# The AHB iPad app



## mr_wibble (11/11/13)

I like the way the emphasis is on new/unread posts - this is the way I read the forum via the web. On the normal website I wish I could click the "Latest Posts" heading and get a cross-forum list of everything new.

But WHY does it have to add "Sent from my iPad using Aussie Home Brewer" to every fricken post. I searched for an option to turn this off, AFAICT there isn't one. That's a show-stopper for me. And you try searching the forum for how to turn it off ... you can't search for "ipad app" because it finds that fricken text in every post. It beggers belief how someone through this was a good idea... :blink:

Maybe the forum should append the specs of each machine it sees to the bottom of every post.

Sent from a MicroBee 64 via CPM/80


----------



## Truman42 (11/11/13)

yes there is...When you reply to a post you have the option to turn off or change your signature. Its at the bottom of the reply to a post.

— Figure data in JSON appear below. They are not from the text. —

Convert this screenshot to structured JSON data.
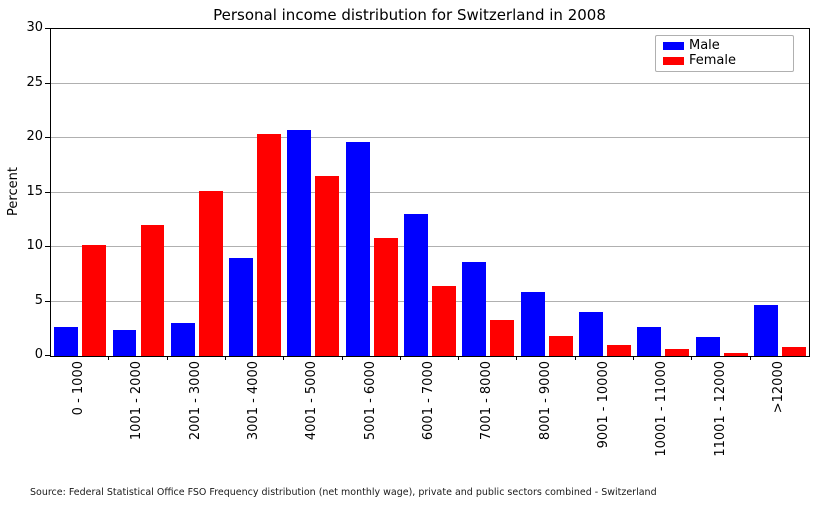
{
  "chart_data": {
    "type": "bar",
    "title": "Personal income distribution for Switzerland in 2008",
    "xlabel": "",
    "ylabel": "Percent",
    "categories": [
      "0 - 1000",
      "1001 - 2000",
      "2001 - 3000",
      "3001 - 4000",
      "4001 - 5000",
      "5001 - 6000",
      "6001 - 7000",
      "7001 - 8000",
      "8001 - 9000",
      "9001 - 10000",
      "10001 - 11000",
      "11001 - 12000",
      ">12000"
    ],
    "series": [
      {
        "name": "Male",
        "color": "#0000ff",
        "values": [
          2.7,
          2.4,
          3.0,
          9.0,
          20.7,
          19.6,
          13.0,
          8.6,
          5.9,
          4.0,
          2.7,
          1.7,
          4.7
        ]
      },
      {
        "name": "Female",
        "color": "#ff0000",
        "values": [
          10.2,
          12.0,
          15.1,
          20.4,
          16.5,
          10.8,
          6.4,
          3.3,
          1.8,
          1.0,
          0.6,
          0.3,
          0.8
        ]
      }
    ],
    "ylim": [
      0,
      30
    ],
    "yticks": [
      0,
      5,
      10,
      15,
      20,
      25,
      30
    ],
    "grid": true,
    "grid_color": "#b0b0b0",
    "axis_color": "#000000",
    "legend_position": "top-right",
    "source_note": "Source: Federal Statistical Office FSO Frequency distribution (net monthly wage), private and public sectors combined - Switzerland"
  }
}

If your keyboard is in the way click the 3 dots to the right of the twitter bird.


----------



## mr_wibble (11/11/13)

Truman said:


> yes there is...When you reply to a post you have the option to turn off or change your signature. Its at the bottom of the reply to a post. If your keyboard is in the way click the 3 dots to the right of the twitter bird.


Awesome, turned that blight off.

It should have been in fricken "Settings" though.


----------



## bum (11/11/13)

Mr Wibble said:


> On the normal website I wish I could click the "Latest Posts" heading and get a cross-forum list of everything new.


You can. Click the gray "View New" button up the top-right of the page. You may need to alter the settings in the box on the left of the next page so something "unread" or "new since my last visit" is selected. The options you choose will persist next time you use View New.

Thanks for trying to get rid of the "sent from" thingo. I wish more mobile users would follow suit.


----------



## Truman42 (11/11/13)

...

Thanks for trying to get rid of the "sent from" thingo. I wish more mobile users would follow suit.


Yeh me too. It's bloody annoying. ;-)


Sent from my iPhone using Aussie Home Brewer


----------



## Mardoo (12/11/13)

Oh my god, thanks for that! No more sig.


----------



## Liam_snorkel (12/11/13)

Sent from my anus using Magic


----------



## Truman42 (12/11/13)

Liam_snorkel said:


> Sent from my anus using Magic


ROLMAO...That is Fcuking gold...


----------